Essa exposição também torna clara a utilidade da Teoria do Estresse como ponto de partida para a compreensão de como os humanos enfrentam a adversidade.

Paradoxalmente, apesar das reações ao estresse ilustrarem uma plasticidade adaptativa, grande parte dos escopos de pesquisa sobre o assunto discutem o enfrentamento do estresse sob o ponto de vista da possibilidade de adoecimento ou, de uma forma mais pessimista, dos limites do corpo e do indivíduo em lidar com fatores ambientais e vivenciais adversos.

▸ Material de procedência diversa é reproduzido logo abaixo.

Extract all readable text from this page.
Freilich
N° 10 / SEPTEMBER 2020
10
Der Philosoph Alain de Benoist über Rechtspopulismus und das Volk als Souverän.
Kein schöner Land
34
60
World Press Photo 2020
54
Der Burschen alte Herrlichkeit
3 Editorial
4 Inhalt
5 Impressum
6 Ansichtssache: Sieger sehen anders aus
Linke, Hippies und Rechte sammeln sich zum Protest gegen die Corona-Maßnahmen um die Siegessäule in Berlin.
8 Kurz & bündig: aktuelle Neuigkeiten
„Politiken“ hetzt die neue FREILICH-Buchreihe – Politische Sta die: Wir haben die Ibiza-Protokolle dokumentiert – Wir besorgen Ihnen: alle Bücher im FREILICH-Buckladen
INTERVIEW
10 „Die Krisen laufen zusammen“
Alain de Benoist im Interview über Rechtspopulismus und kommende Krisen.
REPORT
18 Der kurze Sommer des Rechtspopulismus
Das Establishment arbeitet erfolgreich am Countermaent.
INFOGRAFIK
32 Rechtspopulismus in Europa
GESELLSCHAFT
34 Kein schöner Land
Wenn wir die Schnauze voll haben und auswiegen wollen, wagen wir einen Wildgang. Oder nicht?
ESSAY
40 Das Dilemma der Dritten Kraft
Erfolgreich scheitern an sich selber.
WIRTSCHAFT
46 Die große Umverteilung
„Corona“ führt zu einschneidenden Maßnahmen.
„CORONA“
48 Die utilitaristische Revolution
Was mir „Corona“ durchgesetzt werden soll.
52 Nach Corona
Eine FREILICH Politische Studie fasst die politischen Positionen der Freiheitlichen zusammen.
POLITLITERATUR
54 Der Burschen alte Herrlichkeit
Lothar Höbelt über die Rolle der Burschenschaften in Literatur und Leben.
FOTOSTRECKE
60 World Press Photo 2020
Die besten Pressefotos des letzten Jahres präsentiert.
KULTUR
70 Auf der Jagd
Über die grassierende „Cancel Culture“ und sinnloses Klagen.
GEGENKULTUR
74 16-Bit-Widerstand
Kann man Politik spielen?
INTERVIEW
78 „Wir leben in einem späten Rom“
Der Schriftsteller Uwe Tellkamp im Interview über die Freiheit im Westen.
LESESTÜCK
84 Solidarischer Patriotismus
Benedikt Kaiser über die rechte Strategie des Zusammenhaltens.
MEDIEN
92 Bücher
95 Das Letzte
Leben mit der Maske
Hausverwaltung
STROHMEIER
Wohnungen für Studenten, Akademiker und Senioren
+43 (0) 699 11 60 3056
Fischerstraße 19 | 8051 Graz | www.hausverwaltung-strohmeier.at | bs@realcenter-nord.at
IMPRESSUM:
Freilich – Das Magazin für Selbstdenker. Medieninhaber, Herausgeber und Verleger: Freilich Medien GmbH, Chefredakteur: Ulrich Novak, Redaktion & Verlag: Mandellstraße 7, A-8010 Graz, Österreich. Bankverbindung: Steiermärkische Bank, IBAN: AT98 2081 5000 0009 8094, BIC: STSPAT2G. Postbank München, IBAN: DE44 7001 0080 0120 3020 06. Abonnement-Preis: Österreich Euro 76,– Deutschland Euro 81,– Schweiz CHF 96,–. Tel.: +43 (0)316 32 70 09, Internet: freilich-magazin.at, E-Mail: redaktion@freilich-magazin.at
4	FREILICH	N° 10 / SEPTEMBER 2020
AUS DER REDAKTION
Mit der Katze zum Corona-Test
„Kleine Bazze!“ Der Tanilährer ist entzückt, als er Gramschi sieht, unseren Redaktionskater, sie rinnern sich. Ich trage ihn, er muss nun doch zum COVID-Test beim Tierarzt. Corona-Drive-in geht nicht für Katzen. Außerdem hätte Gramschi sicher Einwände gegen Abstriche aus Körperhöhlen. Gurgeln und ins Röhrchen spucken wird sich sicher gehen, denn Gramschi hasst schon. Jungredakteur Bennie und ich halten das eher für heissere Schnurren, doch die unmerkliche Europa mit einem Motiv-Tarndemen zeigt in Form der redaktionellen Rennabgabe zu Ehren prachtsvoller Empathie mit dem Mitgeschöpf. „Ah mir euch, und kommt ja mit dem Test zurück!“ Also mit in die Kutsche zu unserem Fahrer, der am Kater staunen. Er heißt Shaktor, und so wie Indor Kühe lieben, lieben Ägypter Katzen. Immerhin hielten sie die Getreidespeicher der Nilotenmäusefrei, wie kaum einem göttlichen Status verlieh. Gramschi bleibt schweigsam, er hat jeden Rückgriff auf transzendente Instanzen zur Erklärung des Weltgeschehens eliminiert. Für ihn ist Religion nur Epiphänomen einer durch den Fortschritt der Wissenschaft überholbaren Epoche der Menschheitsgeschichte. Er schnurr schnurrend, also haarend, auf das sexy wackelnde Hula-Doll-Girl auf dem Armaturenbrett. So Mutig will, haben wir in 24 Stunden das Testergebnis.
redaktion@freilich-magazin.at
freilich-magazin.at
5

Mas é a própria discussão sobre TEPT que vem reiteradamente levantando questionamentos complementares:

Por quê alguns indivíduos submetidos a situações traumáticas cursam com esse tipo de transtorno, ou com outros tipos de patologias, e outros não? Mais do que isso, por quê alguns indivíduos demonstram não só ter sobrevivido sem o desenvolvimento de morbidades, como também ter apresentado evidências de fortalecimento?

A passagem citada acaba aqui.